Polymorphisms of Genes Related to Nucleotide Excision Repair and Cell Cycle Pathways, Arsenic Exposure, and Bladder Cancer

摘要

Arsenic is a human carcinogen, and previous studies have demonstrated that it may act through the inhibition of DNA repair mechanisms and the disruption of mitosis to induce apoptosis and centrosome aneuploidy. DNA adducts caused by chemical carcinogens are repaired primarily through the nucleotide excision repair (NER) pathway. Aneuploidy is a common phenomenon regulated by Aurora A (STK15) in cancer cells. The tumor suppressor p53 is an important regulator of the cell cycle and apoptosis and is frequently inactivated in human cancers.
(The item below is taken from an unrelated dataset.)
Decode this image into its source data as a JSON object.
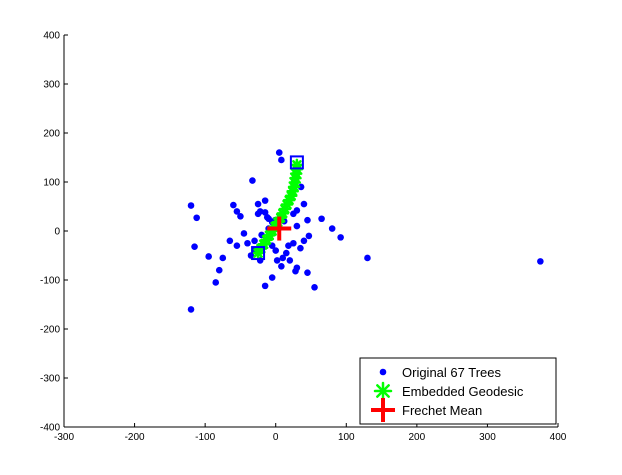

We conducted a study in southwestern Taiwan to evaluate whether genetic polymorphisms in the NER (ERCC1 Asnll8Asn, XPD Lys751Gln, and XPC Ala499Val) and cell cycle (functional STK15 Phe31lle and p53 Pro72Arg) pathways have associations with bladder cancers related to arsenic exposure. We recruited 104 bladder cancer patients and 265 cancer-free controls. A questionnaire was used to collect data on demographics, life style, and environmental factors. Genotypes were determined using PCR-RFLP. The arsenic level in drinking water of each participant was assessed on the basis of the address. We found that older age, male sex, lower education level, smoking, and arsenic exposure (with dose-response relationship, p<0.05 for test for trend) were risk factors of bladder cancer. Among the NER pathway polymorphisms, we found ERCC1 Asnll8Asn was associated with bladder cancer (odds ratio [OR] = 5.4; 95% confidence interval [CI]: 2.7-11.0) after adjusting for the arsenic level in drinking water and other risk factors. Among the cell cycle pathway polymorphisms, we found STK15 Phe31lle (T>A) mutant type (AA) (OR=2.7; 95% CI: 1.1-7.1) was associated with a higher risk of bladder cancer.